Complex & Intelligent Systems ( IF 5.0 ) Pub Date : 2024-07-12 , DOI: 10.1007/s40747-024-01545-6 Richárd Kiss , Gábor Szűcs
Network science has witnessed a surge in popularity, driven by the transformative power of node representation learning for diverse applications like social network analysis and biological modeling. While shallow embedding algorithms excel at capturing network structure, they face a critical limitation—failing to generalize to unseen nodes. This paper addresses this challenge by introducing Inductive Shallow Node Embedding—as a main contribution—pioneering a novel approach that extends shallow embeddings to the realm of inductive learning.

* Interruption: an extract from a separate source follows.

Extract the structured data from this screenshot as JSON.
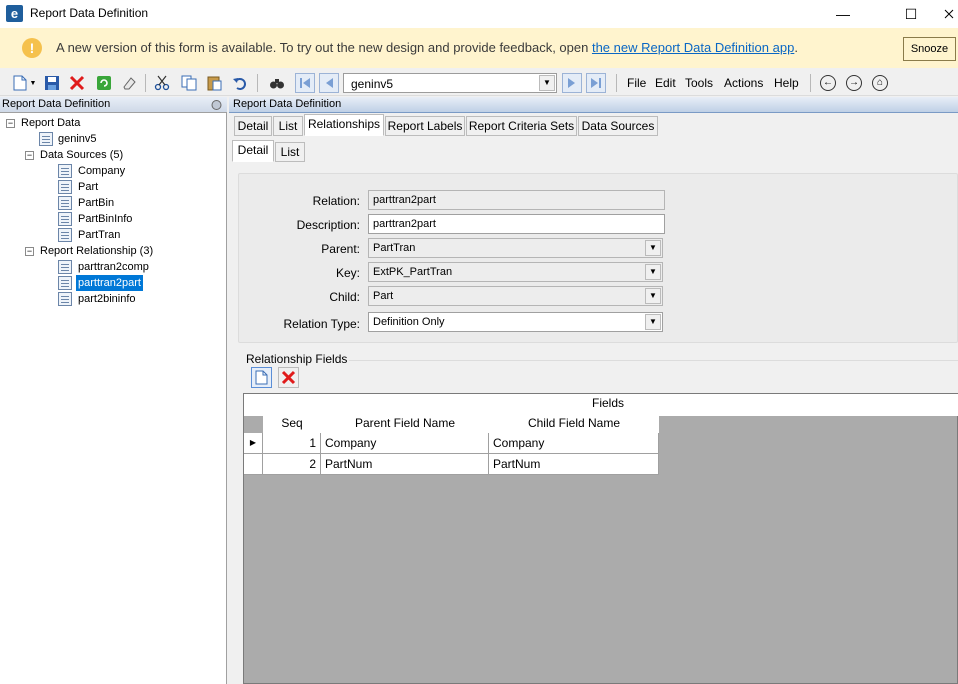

It has a novel encoder architecture that captures the local neighborhood structure of each node, enabling effective generalization to unseen nodes. In the generalization, robustness is essential to avoid degradation of performance arising from noise in the dataset. It has been theoretically proven that the covariance of the additive noise term in the proposed model is inversely proportional to the cardinality of a node’s neighbors. Another contribution is a mathematical lower bound to quantify the robustness of node embeddings, confirming its advantage over traditional shallow embedding methods, particularly in the presence of parameter noise. The proposed method demonstrably excels in dynamic networks, consistently achieving over 90% performance on previously unseen nodes compared to nodes encountered during training on various benchmarks. The empirical evaluation concludes that our method outperforms competing methods on the vast majority of datasets in both transductive and inductive tasks.
中文翻译:
具有归纳浅节点嵌入的无监督图表示学习
在节点表示学习对于社交网络分析和生物建模等各种应用的变革力量的推动下,网络科学的普及率激增。虽然浅嵌入算法擅长捕获网络结构,但它们面临着一个关键的限制——无法泛化到看不见的节点。本文通过引入归纳浅层节点嵌入(作为主要贡献)来解决这一挑战,开创了一种将浅层嵌入扩展到归纳学习领域的新颖方法。它具有新颖的编码器架构,可以捕获每个节点的局部邻域结构,从而能够有效地泛化到未见过的节点。概括而言,鲁棒性对于避免数据集中的噪声引起的性能下降至关重要。理论上已经证明,所提出的模型中加性噪声项的协方差与节点邻居的基数成反比。另一个贡献是量化节点嵌入鲁棒性的数学下界,证实了其相对于传统浅嵌入方法的优势,特别是在存在参数噪声的情况下。所提出的方法在动态网络中表现明显出色,与在各种基准训练期间遇到的节点相比,在以前未见过的节点上始终实现了 90% 以上的性能。实证评估得出的结论是,在传导和归纳任务中,我们的方法在绝大多数数据集上都优于竞争方法。